Now it would be terrible if Naipaul were prevented from writing freely about Indians because by doing so he would be giving ammunition to African people or people of other races to attack the people of his own race. Or for that matter if a young African writer were prevented from writing freely about Africans for thereby he would be harming the cause of the Africans in the eyes of the Indians, etc. You know what I mean. We have not got that kind of thing among us at present. Both these young men have written freely. Very soon now the young novelists of British Guiana are going to be bursting out. Let us see to it that we maintain that freedom of conditions which will enable our young writers to develop freely. You should invite Naipaul here. I am a little concerned because he is really so clever that he may be adopted by the English literary world. I think you should bring him here so that he could renew his contacts with the native roots. And I do not mean that the Indians of British Guiana should bring him here.
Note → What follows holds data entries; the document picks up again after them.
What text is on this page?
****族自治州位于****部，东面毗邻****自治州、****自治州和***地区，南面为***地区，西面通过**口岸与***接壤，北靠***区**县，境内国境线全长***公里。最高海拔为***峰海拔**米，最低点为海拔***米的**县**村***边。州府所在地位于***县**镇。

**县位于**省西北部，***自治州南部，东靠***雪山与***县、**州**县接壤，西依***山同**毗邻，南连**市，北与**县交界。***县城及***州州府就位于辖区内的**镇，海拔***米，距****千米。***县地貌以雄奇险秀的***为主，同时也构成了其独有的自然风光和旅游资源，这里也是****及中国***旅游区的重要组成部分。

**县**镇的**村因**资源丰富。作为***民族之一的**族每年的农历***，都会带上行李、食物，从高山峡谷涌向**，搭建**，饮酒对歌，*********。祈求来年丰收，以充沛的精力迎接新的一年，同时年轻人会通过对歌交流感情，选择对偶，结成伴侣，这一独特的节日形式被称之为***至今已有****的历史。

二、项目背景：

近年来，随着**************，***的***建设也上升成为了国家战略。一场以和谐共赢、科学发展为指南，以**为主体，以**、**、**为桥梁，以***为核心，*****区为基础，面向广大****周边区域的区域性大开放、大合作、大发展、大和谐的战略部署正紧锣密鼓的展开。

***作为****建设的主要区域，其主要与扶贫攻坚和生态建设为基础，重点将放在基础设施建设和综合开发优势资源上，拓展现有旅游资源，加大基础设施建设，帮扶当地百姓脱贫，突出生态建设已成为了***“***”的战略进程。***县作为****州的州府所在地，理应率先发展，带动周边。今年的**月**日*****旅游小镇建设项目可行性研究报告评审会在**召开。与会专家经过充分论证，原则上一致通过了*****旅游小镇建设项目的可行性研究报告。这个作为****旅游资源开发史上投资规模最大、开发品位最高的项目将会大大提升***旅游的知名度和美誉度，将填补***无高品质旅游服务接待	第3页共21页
I mean those people in British Guiana who are interested in literature. I am not going to refer to other West Indian writers. Personally I believe that George Lamming the Barbadian is the best of them so far There are others. I have preferred this evening to concentrate on these two.
In conclusion let me say this. I have spoken as a member of the West Indian Federation, thinking of the interest, the goodwill and the solidarity of the West Indian people. Please believe that I have been thinking in the same way of the interest, goodwill and solidarity of the people of British Guiana.